Buch: "Der Papst, die Kirche und die Zeichen der Zeit"
Die Aussagen des früheren Kardinals Joseph Ratzinger sind Bestandteil eines neuen Interview-Buchs des deutschen Journalisten Peter Seewald. Das Werk wird nächste Woche unter dem Titel "Licht der Welt: Der Papst, die Kirche und die Zeichen der Zeit" erscheinen.

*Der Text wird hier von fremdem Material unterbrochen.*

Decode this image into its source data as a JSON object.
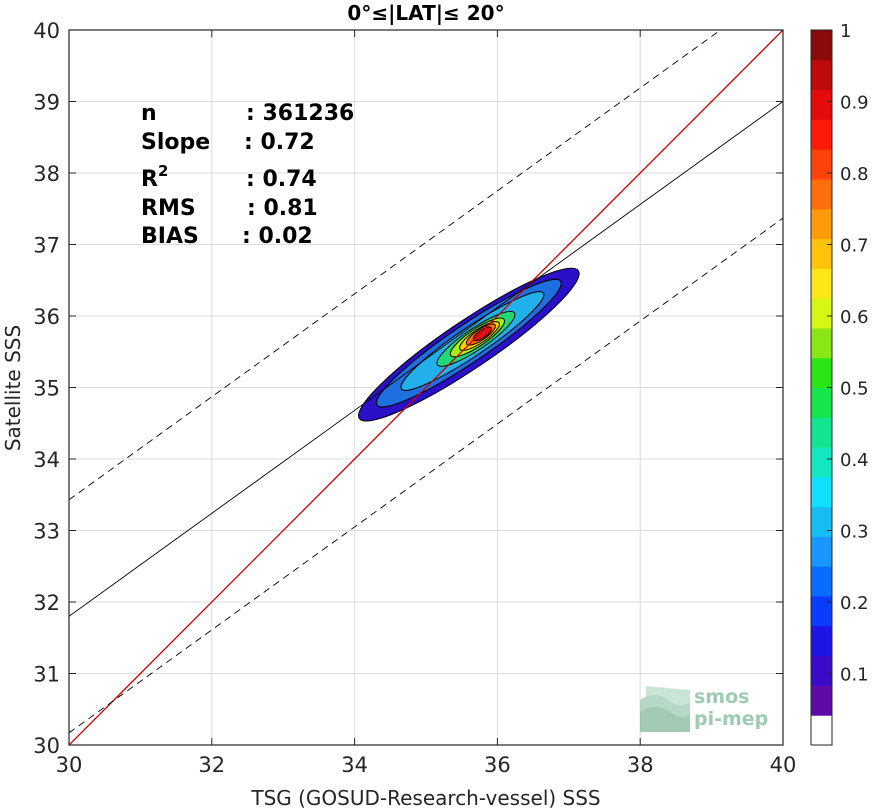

Das Buch dürfte noch für weitere Schlagzeilen sorgen. Benedikt äußert sich darin zu einer Reihe weiterer aktueller Fragen, etwa zum Islam. So spricht sich der Papst gegen ein generelles Burka-Verbot aus, wie es inzwischen in Frankreich Gesetz ist und in Österreich öfter diskutiert wird. "Was die Burka angeht, sehe ich keinen Grund für ein generelles Verbot", so der Papst. Niemand könne damit einverstanden sein, wenn die Frauen zum Tragen des Körperschleiers gezwungen werden. "Wenn sie sie aber freiwillig tragen wollen, weiß ich nicht, warum man sie ihnen verbieten muss."

Der Fragesteller bzw. Autor des Buchs, Peter Seewald, ist Papst-Biograf und führte bereits mit Joseph Ratzinger Interviews, als dieser noch Kardinal war. Er durfte den Pontifex im Sommer eine Woche lang in seiner Sommerresidenz jeweils eine Stunde am Tag befragen.